Sempre achei interessante a forma com que os escritores viam a vida, em sua maioria, percebo sempre a experiência do cotidiano. É encantador a maneira com que mesmo uma história sobre um ser inanimado se torne tão humana, tão vivida! Tudo graças às mãos que a escrevem.
Somente uma mente tão complexa quanto a humana é capaz de contar fatos tão belos sobre a vida, ó vida, esta única palavra se mantém presente em todas as escritas, mesmo que nunca seja dita, pois não há nada mais belo e imperfeito quanto a vida. Conceito que pode se comparar a uma obra de arte imperfeita, embora esteja manchada pelo sangue, ainda pode ser bela.
Sempre fui um homem de palavra, ao menos é o que tento me convencer. Sendo eu um homem de palavra, jurei a mim mesmo que com estas mãos me tornaria um homem da escrita, mãos estas que nunca foram usadas para criar, mas para destruir. Eu era um assassino, um homem que tirava vidas com a mesma facilidade com que outros as escreviam nos livros.

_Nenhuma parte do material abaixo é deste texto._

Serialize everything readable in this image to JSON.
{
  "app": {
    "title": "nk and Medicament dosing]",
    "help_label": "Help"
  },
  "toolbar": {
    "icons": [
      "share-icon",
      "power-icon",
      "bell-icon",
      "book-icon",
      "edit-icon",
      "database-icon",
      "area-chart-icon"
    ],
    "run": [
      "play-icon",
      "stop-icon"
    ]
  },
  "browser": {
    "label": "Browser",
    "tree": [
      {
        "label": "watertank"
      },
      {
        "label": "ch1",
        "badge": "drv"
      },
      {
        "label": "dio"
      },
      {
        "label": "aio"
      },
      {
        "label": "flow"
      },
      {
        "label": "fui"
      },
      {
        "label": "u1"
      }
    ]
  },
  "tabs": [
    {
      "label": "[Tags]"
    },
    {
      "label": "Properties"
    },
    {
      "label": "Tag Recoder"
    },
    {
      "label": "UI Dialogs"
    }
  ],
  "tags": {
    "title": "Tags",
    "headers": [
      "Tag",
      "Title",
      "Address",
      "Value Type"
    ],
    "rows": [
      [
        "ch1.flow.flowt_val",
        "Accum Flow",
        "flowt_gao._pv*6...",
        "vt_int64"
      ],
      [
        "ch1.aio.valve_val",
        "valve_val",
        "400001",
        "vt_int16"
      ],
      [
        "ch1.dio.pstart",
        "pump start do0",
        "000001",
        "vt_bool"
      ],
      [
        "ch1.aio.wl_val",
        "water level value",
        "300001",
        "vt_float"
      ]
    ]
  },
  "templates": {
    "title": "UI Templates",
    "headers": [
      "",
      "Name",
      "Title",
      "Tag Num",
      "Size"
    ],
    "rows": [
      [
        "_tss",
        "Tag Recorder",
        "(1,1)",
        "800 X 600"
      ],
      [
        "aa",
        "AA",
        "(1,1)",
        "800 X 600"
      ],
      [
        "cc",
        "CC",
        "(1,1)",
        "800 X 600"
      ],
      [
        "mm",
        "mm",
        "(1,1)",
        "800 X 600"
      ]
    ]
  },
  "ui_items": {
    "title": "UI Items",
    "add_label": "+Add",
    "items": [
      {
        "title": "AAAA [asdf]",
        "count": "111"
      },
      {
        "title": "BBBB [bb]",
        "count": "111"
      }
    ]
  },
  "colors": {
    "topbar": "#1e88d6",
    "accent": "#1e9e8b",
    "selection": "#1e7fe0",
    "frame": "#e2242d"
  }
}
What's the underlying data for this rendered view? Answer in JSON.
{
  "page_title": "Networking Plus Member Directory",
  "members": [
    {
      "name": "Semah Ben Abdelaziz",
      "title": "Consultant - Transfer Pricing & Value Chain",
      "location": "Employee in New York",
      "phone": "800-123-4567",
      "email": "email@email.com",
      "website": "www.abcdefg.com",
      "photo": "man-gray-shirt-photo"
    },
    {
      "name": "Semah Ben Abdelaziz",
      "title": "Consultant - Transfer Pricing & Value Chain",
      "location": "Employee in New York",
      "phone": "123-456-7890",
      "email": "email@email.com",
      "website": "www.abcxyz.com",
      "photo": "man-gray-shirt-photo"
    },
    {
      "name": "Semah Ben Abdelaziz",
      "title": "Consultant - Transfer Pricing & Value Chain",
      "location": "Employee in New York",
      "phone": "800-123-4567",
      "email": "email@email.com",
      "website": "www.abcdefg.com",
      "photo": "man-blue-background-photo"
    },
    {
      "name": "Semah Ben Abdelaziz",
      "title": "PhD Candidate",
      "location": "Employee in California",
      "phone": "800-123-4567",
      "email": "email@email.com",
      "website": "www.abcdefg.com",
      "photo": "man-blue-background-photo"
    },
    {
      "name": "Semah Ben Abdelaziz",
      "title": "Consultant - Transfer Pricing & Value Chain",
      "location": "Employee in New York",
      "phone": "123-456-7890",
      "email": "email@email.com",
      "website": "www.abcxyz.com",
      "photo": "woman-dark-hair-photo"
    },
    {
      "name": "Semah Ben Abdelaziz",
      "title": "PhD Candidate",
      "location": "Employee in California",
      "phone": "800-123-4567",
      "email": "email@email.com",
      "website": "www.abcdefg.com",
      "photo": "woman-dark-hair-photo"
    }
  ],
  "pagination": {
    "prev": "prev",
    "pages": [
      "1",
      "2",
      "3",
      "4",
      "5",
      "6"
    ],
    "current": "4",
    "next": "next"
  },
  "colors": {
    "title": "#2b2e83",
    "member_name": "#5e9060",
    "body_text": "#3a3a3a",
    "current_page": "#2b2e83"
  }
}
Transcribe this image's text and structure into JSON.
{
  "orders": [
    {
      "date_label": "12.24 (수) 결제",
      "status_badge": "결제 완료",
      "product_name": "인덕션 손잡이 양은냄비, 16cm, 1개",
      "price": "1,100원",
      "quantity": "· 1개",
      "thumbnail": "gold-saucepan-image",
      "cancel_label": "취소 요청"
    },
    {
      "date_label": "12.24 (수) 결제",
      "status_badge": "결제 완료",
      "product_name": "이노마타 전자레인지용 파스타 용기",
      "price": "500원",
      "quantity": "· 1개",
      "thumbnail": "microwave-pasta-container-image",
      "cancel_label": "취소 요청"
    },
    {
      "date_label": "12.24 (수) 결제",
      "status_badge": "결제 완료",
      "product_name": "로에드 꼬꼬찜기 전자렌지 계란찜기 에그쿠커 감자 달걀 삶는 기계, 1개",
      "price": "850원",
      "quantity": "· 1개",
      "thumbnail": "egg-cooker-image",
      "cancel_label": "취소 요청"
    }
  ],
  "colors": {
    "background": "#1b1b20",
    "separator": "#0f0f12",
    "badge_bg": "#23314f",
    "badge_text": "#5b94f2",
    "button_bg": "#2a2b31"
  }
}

Agora, estas mesmas mãos manchadas de sangue tremem ao segurar uma caneta, como se a tinta fosse capaz de lavar todo o sangue impregnado. Uma tentativa falha de purificar uma alma condenada, manchada com o sangue de sua própria raça.
Matar causa uma estranha sensação de prazer, um prazer que se desdobra em culpa, e a culpa se transforma em tinta, tinta esta, incapaz de lavar os pecados. A tinta pinga no papel, enquanto as palavras buscam sentido.
Como pode? Como pode alguém como eu, que se fascina ao ver a carne fria e inerte, se sujeitar a escrever sobre a mesma enquanto respira? Seria o cúmulo da ironia, um paradoxo grotesco. Eu, eu! Logo eu, tentar escrever sobre a vida, sendo que dela mesma eu nunca fui capaz de compreender nada além do silêncio dos seres outrora pensantes.
A vida é um conceito estranho para mim, não é à toa que admiro tantos escritores por conseguirem capturar sua essência em palavras. Como eu adoraria poder me enfiar em suas carnes e sentir o esplendor de suas vidas fluindo no papel, quanto a mim mesmo só conheço a morte. Um amante da morte, um necrófago das palavras, condenado a devorar a própria inspiração. E ainda assim, eu escrevo, eu sangro a tinta no papel, com as mesmas mãos de um carrasco cortando a garganta das ideias antes que elas possam respirar.
Há tempos não me lembro quando este vício tomou posse em minha mente, convertendo tudo que há de mais puro em mim em ideias grotescas, das quais me alimento cada vez mais em uma terrível aberração em pele de homem. Distanciando-me cada vez mais da humanidade e dos seres que mais almejo me tornar.
Eu, que um dia sonhei me juntar à sua confraria, sou nada mais nada menos agora do que uma pária cuja escrita reflete a feiura que reside na alma. Pergunto-me se haverá salvação para mim, ou se estou condenado a estas tolices de palavras sem vida.
Ó maldito arrependimento que perpetua em minhas carnes, que momento para se arrepender, quando a ruína já está consumada, quando a podridão já se espalhou por toda a minha alma.
Peço perdão aos pobres rapazes e às pobres moças que sonharam com palavras de amor. Perdão por ter corrompido a pureza da linguagem, por ter transformado a arte em um reflexo de minha própria depravação.
Estas mesmas mãos, sujas de sangue invisível, mancham um papel branco e erroneamente tentam distorcer a própria morte em vida. Jamais voltarão a perturbar, e enfim, o papel permanecerá em branco e a caneta seca, livre da mão que a profanou.